Damit wurde Magnus Resch eine YouTube-Berühmtheit

Der Kunstmarktexperte Resch brauchte nur elf Sekunden und ein überfröhliches Urlaubsvideo von einer Skipiste, um bekannt zu werden: Resch brettert bei strahlendem Sonnenschein eine Skipiste herunter, ruft Wooohooo! und schmettert: "Tja, ob das bei euch genauso gerade ist? I daut it!" – Denglisch für: Das bezweifle ich. Im Internet ging das Video viral und wurde ein Meme, das heute noch bekannt ist. So wurde Resch eine YouTube-Berühmtheit. 

Wie verändern die sozialen Medien den Kunstmarkt? Wie verdienen Künstler heute Geld?
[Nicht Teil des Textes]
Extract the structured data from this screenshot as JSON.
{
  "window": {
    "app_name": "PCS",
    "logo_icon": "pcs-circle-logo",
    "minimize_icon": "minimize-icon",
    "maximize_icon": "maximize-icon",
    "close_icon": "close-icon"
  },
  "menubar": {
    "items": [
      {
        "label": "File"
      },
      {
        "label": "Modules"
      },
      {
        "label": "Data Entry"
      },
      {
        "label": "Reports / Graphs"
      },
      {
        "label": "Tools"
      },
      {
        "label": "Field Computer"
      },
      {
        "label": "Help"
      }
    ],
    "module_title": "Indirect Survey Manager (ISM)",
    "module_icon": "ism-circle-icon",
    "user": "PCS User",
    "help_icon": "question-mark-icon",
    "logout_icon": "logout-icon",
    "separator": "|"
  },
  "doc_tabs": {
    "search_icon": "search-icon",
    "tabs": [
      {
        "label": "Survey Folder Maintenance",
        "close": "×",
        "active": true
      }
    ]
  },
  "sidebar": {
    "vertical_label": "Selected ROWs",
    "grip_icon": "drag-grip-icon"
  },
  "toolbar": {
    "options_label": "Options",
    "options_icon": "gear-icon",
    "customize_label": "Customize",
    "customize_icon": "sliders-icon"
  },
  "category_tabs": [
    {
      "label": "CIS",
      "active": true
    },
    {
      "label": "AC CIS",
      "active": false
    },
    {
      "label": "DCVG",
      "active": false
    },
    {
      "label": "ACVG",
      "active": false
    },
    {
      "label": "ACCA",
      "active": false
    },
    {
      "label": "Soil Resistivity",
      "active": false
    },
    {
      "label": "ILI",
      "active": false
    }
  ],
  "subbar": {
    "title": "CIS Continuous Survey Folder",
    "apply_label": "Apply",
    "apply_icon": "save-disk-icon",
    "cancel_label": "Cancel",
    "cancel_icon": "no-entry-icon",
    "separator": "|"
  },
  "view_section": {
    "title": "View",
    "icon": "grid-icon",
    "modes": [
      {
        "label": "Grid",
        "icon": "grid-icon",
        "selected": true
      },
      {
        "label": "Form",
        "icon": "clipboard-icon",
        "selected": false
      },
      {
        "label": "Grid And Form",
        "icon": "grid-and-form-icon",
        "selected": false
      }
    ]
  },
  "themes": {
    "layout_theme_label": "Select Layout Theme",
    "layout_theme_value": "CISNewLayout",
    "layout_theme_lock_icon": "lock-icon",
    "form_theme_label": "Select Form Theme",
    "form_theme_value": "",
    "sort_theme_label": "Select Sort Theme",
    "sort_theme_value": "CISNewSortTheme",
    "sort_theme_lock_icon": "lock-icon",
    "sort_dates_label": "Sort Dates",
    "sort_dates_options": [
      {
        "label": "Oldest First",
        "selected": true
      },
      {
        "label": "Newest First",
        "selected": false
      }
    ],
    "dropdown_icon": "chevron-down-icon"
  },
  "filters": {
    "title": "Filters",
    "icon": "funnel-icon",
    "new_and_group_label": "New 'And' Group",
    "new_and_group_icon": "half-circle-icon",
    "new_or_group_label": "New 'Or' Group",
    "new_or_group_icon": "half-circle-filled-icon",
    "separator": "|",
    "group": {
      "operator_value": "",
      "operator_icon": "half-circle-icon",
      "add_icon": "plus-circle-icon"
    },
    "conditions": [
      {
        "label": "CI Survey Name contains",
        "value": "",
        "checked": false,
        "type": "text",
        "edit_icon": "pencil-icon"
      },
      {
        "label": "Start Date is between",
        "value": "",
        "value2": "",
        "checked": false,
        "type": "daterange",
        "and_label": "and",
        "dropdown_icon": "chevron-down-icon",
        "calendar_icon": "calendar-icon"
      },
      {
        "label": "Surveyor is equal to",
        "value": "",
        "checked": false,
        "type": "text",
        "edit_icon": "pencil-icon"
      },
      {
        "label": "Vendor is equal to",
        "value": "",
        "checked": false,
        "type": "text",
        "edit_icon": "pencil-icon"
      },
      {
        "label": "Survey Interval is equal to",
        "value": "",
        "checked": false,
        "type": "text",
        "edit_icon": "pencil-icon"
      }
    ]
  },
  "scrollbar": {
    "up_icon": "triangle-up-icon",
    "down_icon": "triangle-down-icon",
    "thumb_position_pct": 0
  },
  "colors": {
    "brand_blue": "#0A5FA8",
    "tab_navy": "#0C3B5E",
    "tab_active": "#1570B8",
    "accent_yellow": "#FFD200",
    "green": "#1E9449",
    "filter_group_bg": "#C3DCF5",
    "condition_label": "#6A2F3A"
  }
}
Der Instagram-Account des Künstlers Andy Kassier zeigt, wie das geht. Kassier lebt ein Leben – zumindest lässt er das seine Follower glauben –, das viele sich erträumen. Viel Sonne, viel Strand, wenig Sorgen. Er hat, was es braucht, um das gute Lebens in den sozialen Medien zu feiern: ein Smartphone und ein Netzwerk, damit er immer zur richtigen Zeit am richtigen Ort ist, um sich schnell auf die Motorhaube eines Luxusautos werfen zu können oder um in einem Anzug von Brioni ins Mittelmeer einzutauchen. Was das soll? Kassier reflektiert männliche Rollenklischees in den sozialen Medien und übertreibt es absichtlich mit der Selbstvermarktung.

"Es gibt Alternativen zum Kunstmarkt"

Kassier hatte sein Kunststudium noch nicht beendet, da waren seine Arbeiten schon Teil einer Ausstellung über das Selfie in der Londoner Saatchi Gallery. Das war 2017. Seither berichten Medien international über ihn, Galerien und Museen stellen seine Arbeiten aus. Als Künstler zur Marke werden, für Kassier bedeutet das: Omnipräsenz, immer selbst im Bild sein, Sachen machen, mit denen die Leute nicht rechnen. Es ist sein Konzept, so wird er zur Marke. Von Kassier gibt es auch Gifs: Andy Kassier trinkt Kaffee, Andy Kassier verteilt Rosen, Andy Kassier wirft mit Geld um sich. Fast 240 Millionen Mal wurden seine Gifs mittlerweile angesehen. Geld verdient er damit nicht.

Das durchschnittliche Einkommen von Künstlerinnen in Berlin liegt bei 8.390 Euro, das der Künstler bei 11.662 Euro – im Jahr. Das zeigt eine Studie des Instituts für Strategieentwicklung zur Situation der Künstler*innen in Berlin, die Anfang 2018 veröffentlicht wurde. Jeder zehnte Künstler in Berlin kann von seiner Kunst leben.  

Der Medienkünstler Aram Bartholl ist einer von ihnen. Er hat ein Netzwerk, eine Marke und internationale Bekanntheit. Er gehört zur ersten Generation Künstler, die in den frühen 2000er-Jahren mit ihren Arbeiten auf den Alltag mit Internet reagierten. Im Jahr 2010 etwa mauerte er USB-Speichersticks zum anonymen Datenaustausch in Wände ein, Menschen auf der ganzen Welt folgten seinem Beispiel, tauschten mit Laptops in den Händen minutenlang unbequem an Wände gelehnt Daten aus und halfen ihm, daraus ein großes Kunstprojekt zu machen. Seine Dead Drops, die toten Briefkästen, wie der Titel der Arbeit lautet, waren Teil einer Ausstellung am Museum of Modern Art New York.

"Es gibt Alternativen zum Kunstmarkt. Als Künstler muss man sich breit aufstellen."
Aram Bartholl, Medienkünstler

Man muss kein Kunstmarktexperte sein, um zu erahnen, dass das nicht die Art von Kunst ist, die hohe Preise auf dem Markt erzielt. Bartholl hat nicht einmal eine Galerie, die ihn vertritt. Sammler wenden sich an ihn, wenn sie eine Arbeit kaufen wollen.

"Es gibt Alternativen zum Kunstmarkt", sagt Bartholl, "als Künstler muss man sich breit aufstellen." Wovon lebt er? Von Stipendien, Vorträgen und Workshops, von Kollaborationen mit anderen Künstlern, von Gruppenausstellungen, für die im besten Fall Honorar gezahlt wird, und von Unterricht an Kunsthochschulen. Er sagt: "Wenn man ein stabil hohes Einkommen haben will, sollte man keine Kunst machen."